Marsch et al identify CPR as a ‘’team endeavor’’, with research undertaken by Roberts et al and Hunziker et al suggesting that, during cardiac arrest simulations, the effectiveness of resuscitation was related to the cohesion of the team and the factors involved in its formation. I felt it was important that I discussed my concerns and role allocation with my PPEd and technician crewmate prior to arrival on the scene in order to not only minimize information disorganisation and potential confusion but also to ensure that there was a streamlined approach to early resuscitative attempts. My reasoning behind adopting this approach was that having a clear objective, and a clear plan, would allow me to focus predominantly on the specific and straightforward task of chest compressions whilst taking an opportunity to gather my thoughts and assess the wider scene for my next potential task. The World Health Organisation recognises the importance that pre-task briefings and information exchange in healthcare have on reducing patient harm, while other research shows that patient safety is increased by cohesive teams that utilize good communication and share a mutual awareness of ongoing plans and goals. I also felt that being the least experienced within the team, it was expected of me to undertake the less complex tasks as not requiring guidance to perform them, I would be providing fewer distractions for my PPEd and the other clinicians. However, whilst trying to cover all basis in my preparations, I had assumed that our crew’s strengths and weaknesses would align seamlessly with that of the other crew and had failed to consider what would happen if they didn’t.
Belbin proposes that successful teams possess a fine mix of 9 key behaviors that, when combined, can lead to efficiency and high performance. However, as this situation demonstrates, there are clear limitations in terms of being able to predict what pre-existing behaviors any additional crews or individual clinicians may possess, and so flexibility is key. Evaluating my own behaviors against the Belbin model, I believe I possess strengths within a number of the categories, but that similarly I have a wide range of weaknesses. Whilst not a definitive confirmation of skill, I have a starting point to explore further the individual facets of my personality and develop a better understanding of how these may shape my approaches in certain situations.

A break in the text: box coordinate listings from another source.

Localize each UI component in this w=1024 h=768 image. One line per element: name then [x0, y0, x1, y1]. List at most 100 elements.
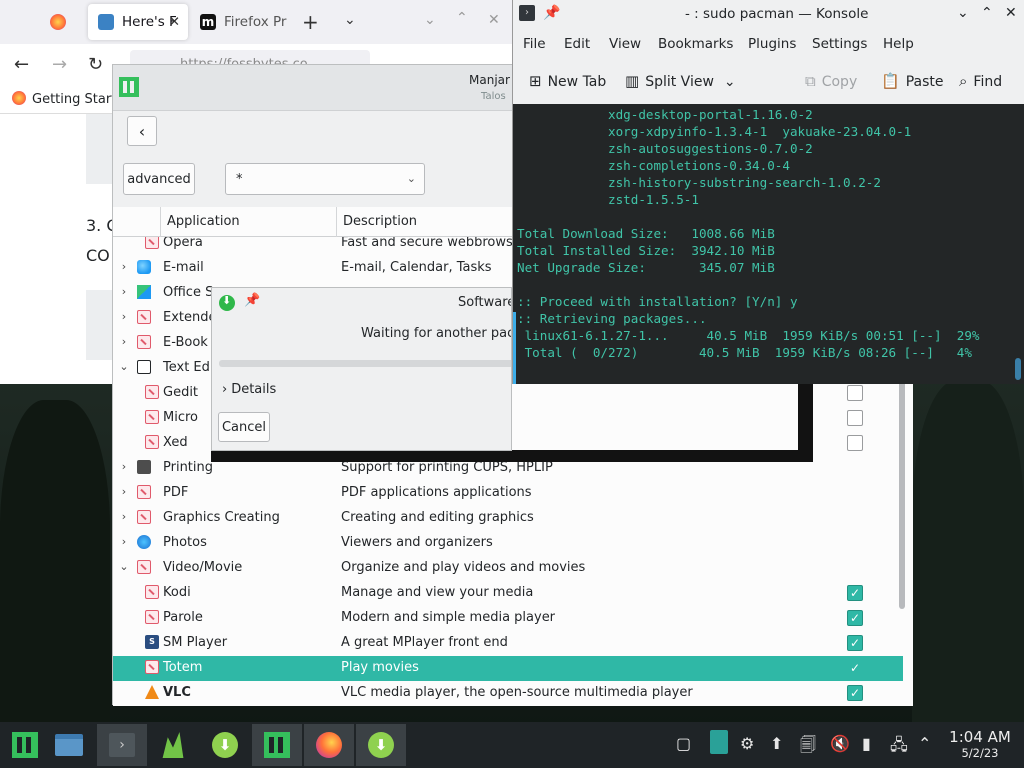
chevron-right-icon[interactable]: › — [117, 260, 131, 273]
wallpaper-tree — [912, 380, 1024, 722]
task-kde-app[interactable] — [148, 724, 198, 766]
tab-firefox-pr[interactable]: m Firefox Pr — [190, 4, 290, 40]
task-software-download[interactable]: ⬇ — [200, 724, 250, 766]
terminal-area[interactable]: xdg-desktop-portal-1.16.0-2 xorg-xdpyinf… — [513, 104, 1024, 384]
vertical-scrollbar[interactable] — [899, 377, 905, 609]
task-manjaro-settings[interactable] — [252, 724, 302, 766]
column-application[interactable]: Application — [161, 207, 337, 237]
forward-arrow-icon[interactable]: → — [52, 54, 67, 75]
table-row[interactable]: S SM Player A great MPlayer front end ✓ — [113, 631, 903, 656]
updates-icon[interactable] — [710, 730, 728, 754]
menu-plugins[interactable]: Plugins — [748, 36, 796, 52]
task-konsole[interactable]: › — [97, 724, 147, 766]
maximize-icon[interactable]: ⌃ — [981, 5, 993, 21]
battery-icon[interactable]: ▮ — [862, 734, 871, 753]
chevron-down-icon[interactable]: ⌄ — [117, 360, 131, 373]
konsole-menubar: File Edit View Bookmarks Plugins Setting… — [513, 30, 1024, 58]
back-button[interactable]: ‹ — [127, 116, 157, 146]
find-button[interactable]: ⌕ Find — [959, 72, 1002, 90]
task-firefox[interactable] — [304, 724, 354, 766]
new-tab-button[interactable]: ⊞ New Tab — [529, 72, 606, 90]
install-checkbox[interactable] — [847, 435, 863, 451]
new-tab-icon: ⊞ — [529, 72, 542, 90]
edit-icon — [137, 360, 151, 374]
filter-select[interactable]: * ⌄ — [225, 163, 425, 195]
chevron-down-icon: ⌄ — [406, 172, 416, 185]
chevron-right-icon[interactable]: › — [117, 510, 131, 523]
table-row[interactable]: › Photos Viewers and organizers — [113, 531, 903, 556]
terminal-output: xdg-desktop-portal-1.16.0-2 xorg-xdpyinf… — [517, 107, 980, 360]
kde-connect-icon[interactable]: ⚙ — [740, 734, 754, 753]
clock[interactable]: 1:04 AM 5/2/23 — [944, 728, 1016, 760]
split-view-button[interactable]: ▥ Split View ⌄ — [625, 72, 736, 90]
menu-edit[interactable]: Edit — [564, 36, 590, 52]
tab-heres[interactable]: Here's F ✕ — [88, 4, 188, 40]
maximize-icon[interactable]: ⌃ — [456, 10, 468, 26]
chevron-down-icon[interactable]: ⌄ — [117, 560, 131, 573]
install-checkbox[interactable]: ✓ — [847, 685, 863, 701]
pin-icon[interactable]: 📌 — [543, 5, 560, 21]
advanced-button[interactable]: advanced — [123, 163, 195, 195]
table-row[interactable]: VLC VLC media player, the open-source mul… — [113, 681, 903, 706]
chevron-right-icon[interactable]: › — [117, 310, 131, 323]
install-checkbox[interactable] — [847, 385, 863, 401]
terminal-scrollbar[interactable] — [1015, 358, 1021, 380]
reload-icon[interactable]: ↻ — [88, 54, 103, 75]
copy-button[interactable]: ⧉ Copy — [805, 72, 857, 90]
menu-bookmarks[interactable]: Bookmarks — [658, 36, 733, 52]
show-desktop-icon[interactable]: ▢ — [676, 734, 691, 753]
paste-button[interactable]: 📋 Paste — [881, 72, 943, 90]
pin-icon[interactable]: 📌 — [244, 293, 260, 308]
tab-list-chevron-down-icon[interactable]: ⌄ — [344, 12, 356, 28]
table-row[interactable]: ⌄ Video/Movie Organize and play videos and… — [113, 556, 903, 581]
install-checkbox[interactable]: ✓ — [847, 585, 863, 601]
network-icon[interactable]: 🖧 — [890, 734, 908, 761]
install-checkbox[interactable]: ✓ — [847, 635, 863, 651]
back-arrow-icon[interactable]: ← — [14, 54, 29, 75]
copy-icon: ⧉ — [805, 72, 816, 90]
install-checkbox[interactable]: ✓ — [847, 610, 863, 626]
photo-icon — [137, 535, 151, 549]
close-tab-icon[interactable]: ✕ — [169, 14, 180, 30]
volume-muted-icon[interactable]: 🔇 — [830, 734, 850, 753]
chevron-right-icon[interactable]: › — [117, 535, 131, 548]
pkg-icon — [145, 385, 159, 399]
task-file-manager[interactable] — [44, 724, 94, 766]
pkg-icon — [145, 660, 159, 674]
table-row[interactable]: Parole Modern and simple media player ✓ — [113, 606, 903, 631]
pkg-icon — [137, 510, 151, 524]
menu-view[interactable]: View — [609, 36, 641, 52]
menu-settings[interactable]: Settings — [812, 36, 867, 52]
table-row[interactable]: Kodi Manage and view your media ✓ — [113, 581, 903, 606]
table-row[interactable]: Totem Play movies ✓ — [113, 656, 903, 681]
minimize-icon[interactable]: ⌄ — [957, 5, 969, 21]
paste-icon: 📋 — [881, 72, 900, 90]
table-row[interactable]: › PDF PDF applications applications — [113, 481, 903, 506]
chevron-right-icon[interactable]: › — [117, 285, 131, 298]
task-software-dialog[interactable]: ⬇ — [356, 724, 406, 766]
chevron-right-icon[interactable]: › — [117, 460, 131, 473]
clipboard-icon[interactable]: 🗐 — [800, 734, 816, 761]
details-toggle[interactable]: › Details — [222, 382, 276, 397]
tab-firefox-home[interactable] — [40, 4, 86, 40]
menu-file[interactable]: File — [523, 36, 546, 52]
bookmark-getting-started[interactable]: Getting Start — [12, 91, 116, 107]
menu-help[interactable]: Help — [883, 36, 914, 52]
pkg-icon — [145, 237, 159, 249]
new-tab-plus-icon[interactable]: + — [302, 10, 319, 34]
update-arrow-icon[interactable]: ⬆ — [770, 734, 783, 753]
table-row[interactable]: › Graphics Creating Creating and editing g… — [113, 506, 903, 531]
application-launcher-button[interactable] — [0, 724, 50, 766]
tray-expand-chevron-up-icon[interactable]: ⌃ — [918, 734, 931, 753]
close-icon[interactable]: ✕ — [488, 12, 500, 28]
close-icon[interactable]: ✕ — [1005, 5, 1017, 21]
app-name: Gedit — [163, 385, 199, 400]
cancel-button[interactable]: Cancel — [218, 412, 270, 442]
minimize-icon[interactable]: ⌄ — [424, 12, 436, 28]
chevron-right-icon[interactable]: › — [117, 485, 131, 498]
app-name: VLC — [163, 685, 191, 700]
chevron-right-icon[interactable]: › — [117, 335, 131, 348]
install-checkbox[interactable] — [847, 410, 863, 426]
install-checkbox[interactable]: ✓ — [847, 660, 863, 676]
page-text: CO — [86, 246, 110, 265]
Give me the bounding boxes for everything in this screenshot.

One of the key issues encountered at the scene was the establishment of a definitive leader and the maintenance of clear leadership throughout the incident. On several occasions, and certainly, at the start of the resuscitation attempts, it was unclear who was guiding the overall scene with many conflicting requests and priorities resulting in confusion and additional pressure. JrCalc and the Resuscitation Council UK regard effective leadership as an integral tool in achieving the best from a cardiac arrest team, recognizing the importance of a team leader in assigning tasks to members of the team that are commensurate with their experience and knowledge. However, Hunziker et al showed that ad hoc teams or distinct teams merged to form a larger team, encountered significantly more barriers to establishing effective leadership than preformed teams, with the need for incorporation and familiarisation of additional crews into an emergency situation being seen as another potential hurdle to overcome.
On arrival, it was evident that there was the loss of situational awareness by the initial paramedic crew which may have hindered their attempts at intubation and effective cannulation. Situational awareness is considered as having an awareness of the environment around you and using the information contained within it to guide present and future decisions.